O Ministério da Saúde do Irão encerrou escolas, universidades, cinemas, teatros e outros locais em 14 das 31 províncias do país. As autoridades municipais ordenaram ainda a suspensão do funcionamento de fontes de água, o encerramento de bancas de venda de doces, os transportes públicos passaram a ser alvo de medidas de higienização diárias e há pessoas em quarentena: 180 alunos que estiveram em contacto com turistas sul-coreanos (alguns infetados pelo covid-19).
"O problema do covid-19 atingiu um ponto de inflexão", anunciou o presidente sul-coreano, Moon Jae-in. O governo subiu o alerta por doenças contagiosas para o nível "vermelho", o máximo da escala, devido ao aumento de contágios do coronavírus, que já infetou 602 pessoas e matou seis no país asiático. O executivo decidiu ativar o protocolo depois de o número de contágios ter-se multiplicado por 17 nos últimos cinco dias, especialmente em torno da cidade de Daegu, no sudeste do país.
Vários países cancelaram ou restringiram ligações áreas com o país, nomeadamente Macau. A Coreia do Sul é considerada uma das zona de alta incidência do covid-19 e, por isso, as pessoas que entrem Macau e que tenham estado na Coreia do Sul nos últimos 14 dias, antes da sua chegada, serão sujeitas a exames médicos indispensáveis exigidos pelos serviços de saúde.

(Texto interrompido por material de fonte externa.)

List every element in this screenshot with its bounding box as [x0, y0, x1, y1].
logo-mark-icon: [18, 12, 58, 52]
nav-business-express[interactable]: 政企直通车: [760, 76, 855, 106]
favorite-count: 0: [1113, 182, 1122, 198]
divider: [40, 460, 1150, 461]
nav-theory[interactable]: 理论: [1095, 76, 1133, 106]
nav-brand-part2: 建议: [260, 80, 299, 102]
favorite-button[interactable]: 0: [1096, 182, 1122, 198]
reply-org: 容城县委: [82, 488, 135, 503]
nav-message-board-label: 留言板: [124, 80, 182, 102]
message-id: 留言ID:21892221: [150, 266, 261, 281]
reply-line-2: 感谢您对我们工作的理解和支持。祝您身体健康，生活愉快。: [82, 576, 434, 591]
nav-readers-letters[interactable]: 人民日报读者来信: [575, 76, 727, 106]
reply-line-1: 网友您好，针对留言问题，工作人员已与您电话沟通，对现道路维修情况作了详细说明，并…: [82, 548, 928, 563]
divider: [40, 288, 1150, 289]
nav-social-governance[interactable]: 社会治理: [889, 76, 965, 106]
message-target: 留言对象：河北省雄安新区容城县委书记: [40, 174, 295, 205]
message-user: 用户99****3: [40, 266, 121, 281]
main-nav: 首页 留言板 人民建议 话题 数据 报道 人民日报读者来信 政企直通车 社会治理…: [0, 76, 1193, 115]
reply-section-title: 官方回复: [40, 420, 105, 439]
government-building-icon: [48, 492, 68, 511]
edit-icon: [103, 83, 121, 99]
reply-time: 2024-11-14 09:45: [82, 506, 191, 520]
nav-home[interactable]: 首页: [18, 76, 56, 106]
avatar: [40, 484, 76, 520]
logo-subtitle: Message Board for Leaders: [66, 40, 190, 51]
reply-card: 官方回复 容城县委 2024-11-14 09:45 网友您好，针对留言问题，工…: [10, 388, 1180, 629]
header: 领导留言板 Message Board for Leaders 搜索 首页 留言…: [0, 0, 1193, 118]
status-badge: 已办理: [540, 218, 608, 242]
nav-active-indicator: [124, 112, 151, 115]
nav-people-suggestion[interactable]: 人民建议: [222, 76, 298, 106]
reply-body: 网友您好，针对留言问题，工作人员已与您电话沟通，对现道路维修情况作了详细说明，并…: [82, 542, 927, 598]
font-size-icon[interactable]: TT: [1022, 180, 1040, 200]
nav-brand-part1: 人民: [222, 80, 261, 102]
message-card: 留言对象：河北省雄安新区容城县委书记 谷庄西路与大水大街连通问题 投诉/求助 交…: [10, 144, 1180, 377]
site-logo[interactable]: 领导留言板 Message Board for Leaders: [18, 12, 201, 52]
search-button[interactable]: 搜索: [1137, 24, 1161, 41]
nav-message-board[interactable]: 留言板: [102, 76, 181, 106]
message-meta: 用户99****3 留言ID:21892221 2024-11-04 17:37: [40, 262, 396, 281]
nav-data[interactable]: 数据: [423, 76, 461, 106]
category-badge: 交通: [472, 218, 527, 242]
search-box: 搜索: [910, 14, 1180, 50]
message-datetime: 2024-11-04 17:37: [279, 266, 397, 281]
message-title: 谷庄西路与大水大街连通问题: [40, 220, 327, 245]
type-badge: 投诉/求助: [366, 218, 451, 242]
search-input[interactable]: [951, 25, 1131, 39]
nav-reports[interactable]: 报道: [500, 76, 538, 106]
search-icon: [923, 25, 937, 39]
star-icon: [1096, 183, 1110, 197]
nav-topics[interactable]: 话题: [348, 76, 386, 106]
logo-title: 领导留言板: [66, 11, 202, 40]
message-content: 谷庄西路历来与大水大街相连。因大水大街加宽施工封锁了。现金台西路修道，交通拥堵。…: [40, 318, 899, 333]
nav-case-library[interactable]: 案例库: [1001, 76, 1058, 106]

O surto no Irão começou num encontro religioso da Igreja de Jesus Shincheonji, em Danegu, onde os fiéis terão estado sentados no chão, muito próximos uns dos outros, de acordo com o The New York Times. Na cerimónia estaria uma mulher de 61 anos, considerada a paciente zero do país, sendo certo que não estaria permitida a utilização de máscaras e estar doente não seria aceite como argumento para faltar ao dever de ir à igreja, na ótica destes religiosos.